6 Kasım 2016 Pazar

Karşılıklı ticarette TL-RUBLE
Geçen ay gerçekleşen görüşmelerle beraber, Türk-Rus ilişkilerindeki siyasi sorunlar birçok alanda çözüme kavuşturuldu. Bu siyasi gelişmeyle beraber, eskiden var olan ticari anlaşmalar yeniden yürürlüğe girerken, bunlara yeni anlaşmalar eklendi. Görüşmeler sonucunda, yakın gelecekte karşılıklı ticarette Dolar yerine TL-Ruble kullanılacağı açıklandı.
Bu açıklama birçok kişiyi heyecanlandırdı. Onlara göre bu anlaşmayla, Doların tahtı sallanacak, küresel tekelleşme son bulacak, iki ülkenin Dolara olan bağlılıkları azalacak ve böylece bu iki para biriminin uluslararası itibarı artacak. Bu açıklamalar birçok açıdan Türkiye için çok olumlu olsa da, iyi niyetli temenniler olmaktan daha ileriye gidemez çünkü bu anlaşmanın pratikte işlemesi çok zordur.
2015 yılını saymazsak son yıllarda Türkiye ve Rusya arasında yapılan toplam dış ticaret 25-30 milyar ABD doları arasında değişmektedir. Bu ticarette Rusya'nın lehine 15-25 milyar Dolar arasında değişen fazla vardır.  Mesela, 2014 yılında Türkiye 6 milyar Dolarlık ihracat yaparken, 25 milyar Dolarlık ithalat yapmıştır. Yani Rusya’nın 19 milyar Dolarlık dış ticaret fazlası bulunmaktadır. Eğer karşılıklı ticaret TL ve Ruble üzerinden yapılsaydı bu miktar (19*3); Türkiye yaptığı ithalat için 57 milyar TL ödeyecekti. Buraya kadar hiçbir sorun görünmese de asıl problem bu ödeme yapıldıktan sonra başlamaktadır. Rus ihracatçı açısından bu paranın kullanımı sınırlıdır. Türkiye’ye gelip 57 milyar TL'lik hizmet alımı yapmayacağı varsayımından yola çıkarak, bu paranın Rusya’dan hizmet alımı yoluyla Türkiye’ye geleceği düşünemeyiz.
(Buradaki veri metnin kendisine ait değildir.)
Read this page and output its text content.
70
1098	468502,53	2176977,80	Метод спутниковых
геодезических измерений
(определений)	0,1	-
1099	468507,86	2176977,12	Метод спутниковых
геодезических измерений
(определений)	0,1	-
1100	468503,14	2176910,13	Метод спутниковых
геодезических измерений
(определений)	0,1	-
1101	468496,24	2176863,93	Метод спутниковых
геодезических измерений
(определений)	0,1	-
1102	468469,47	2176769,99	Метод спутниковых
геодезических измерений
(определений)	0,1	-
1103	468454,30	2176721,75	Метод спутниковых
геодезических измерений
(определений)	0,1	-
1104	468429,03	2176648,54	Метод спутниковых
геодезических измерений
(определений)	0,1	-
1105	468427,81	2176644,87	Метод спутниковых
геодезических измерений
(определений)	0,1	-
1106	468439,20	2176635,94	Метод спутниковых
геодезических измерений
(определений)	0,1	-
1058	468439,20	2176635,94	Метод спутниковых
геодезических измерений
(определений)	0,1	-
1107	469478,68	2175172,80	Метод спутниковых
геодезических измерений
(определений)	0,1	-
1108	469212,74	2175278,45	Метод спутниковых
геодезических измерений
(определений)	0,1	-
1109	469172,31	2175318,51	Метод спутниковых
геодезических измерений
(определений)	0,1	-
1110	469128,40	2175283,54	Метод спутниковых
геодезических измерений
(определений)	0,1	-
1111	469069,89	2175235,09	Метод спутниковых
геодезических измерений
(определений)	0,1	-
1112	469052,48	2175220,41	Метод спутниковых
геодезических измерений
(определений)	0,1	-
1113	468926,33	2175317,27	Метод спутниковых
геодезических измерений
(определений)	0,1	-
Ayrıca Rusya sermaye genelde sermaye ihraç eden değil ithal eden bir ülke olduğundan, bu paranın sermaye yatırımı olarak Türkiye’ye döneceğini seçeneği de gerçekçi değildir. Bunun yanı sıra, TL uluslararası kabul görmüş ve rezerv niteliği olan bir para birimi değildir. Bu yüzden ihracatçı bu parayı Rusya Merkez Bankasına sattığında Merkez Bankası TL’yi rezerv olarak tutmayacağından, bu para dönüp dolaşıp yine Türkiye’ye gelecektir. Sonuçta, iki ülke bu ticaretten hiçbir kar elde etmemiş olacak ve bu işlemler yüzünden ortaya çıkacak işlem maliyetlerine katlanacaklardır. Amiyane tabiriyle, pirince giderken evlerindeki bulgurdan olacaklardır.
Özetlemek gerekirse, bu tür anlaşmalar siyasi amaçları bir kenara bırakılırsa ekonomik açıdan işlevsizdir. Para birimlerinin karşılıklı kullanılması için, yaptıkları ticaret hadlerinin birbirine yakın olması gerekir. Eğer arada fark varsa, bu farkı oluşturan para birimi rezerv niteliği taşımalıdır. Türk-Rus ticaret hadlerindeki farklılık ve TL'nin rezerv para olmayışı bu anlaşmayı gereksiz kılar.